When machining high-temperature alloys under this condition, it’s best to use a solid carbide tool with a side edge and a speed of 30-50 mm/min to reduce the cutting temperature and take advantage of the tool’s heat dissipation capabilities. Additionally, a coolant should be used to completely flood the cutting area, and a tool with internal cooling or a coolant-fed tool holder is ideal. To prevent chemical reactions between the tool and the alloy, a special tool material with an inert metal coating should be used. For higher efficiency, a ceramic insert tool can be used, which can withstand higher temperatures and speeds of up to 400-600 mm/min, but its brittleness limits its use to smaller cutting widths. In high-volume machining, a specialized ceramic tool material can be used to enable faster feed rates and larger cutting widths, taking advantage of the tool’s edge angle to increase the contact area and heat dissipation. However, ceramic tools are more expensive, and if a hard alloy tool is used instead, the parameters should not be too high. It’s also important to note that if a ceramic tool is used, high-pressure air cooling should be enabled during machining, as using a coolant can cause the tool to break due to thermal expansion and contraction.
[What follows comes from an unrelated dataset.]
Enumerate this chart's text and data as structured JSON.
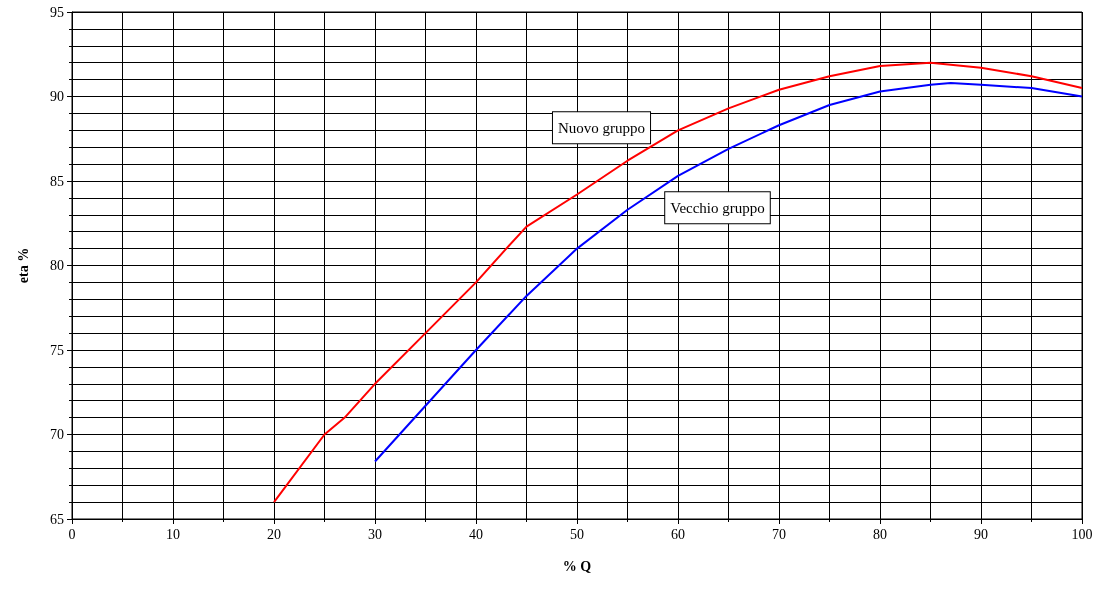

Example 2: The main spindle of the machine tool has strong torque and the roughing condition is suitable

A diamond-coated tool can be used for dynamic machining with a large cutting depth and small cutting width, taking advantage of the tool’s side edge heat dissipation capabilities to increase tool life. This approach is similar to using a solid carbide tool, where the tool’s heat dissipation capabilities are leveraged to extend its lifespan.

Example 3: Precision machining

A hyperbolic tool can be used as an alternative to a ball-nose end mill, taking advantage of the tool’s large curved radius to achieve similar effects to side-edge machining, thereby effectively increasing tool life and efficiency.

Example 4: Deep cavities

It’s best to equip the machine tool with a high-pressure coolant system, which can be paired with an internally cooled tool to reduce the temperature of the workpiece and tool, preventing deformation and wear caused by high temperatures. The coolant can also quickly remove chips, preventing their accumulation and reducing the risk of tool breakage. Additionally, a pecking machining method can be used during roughing to minimize the cutting force, and during the tool’s rotation, the rapid entry and exit of the cutting edge reduce the contact area and heat generation, not only extending tool life but also minimizing workpiece deformation to the greatest extent possible.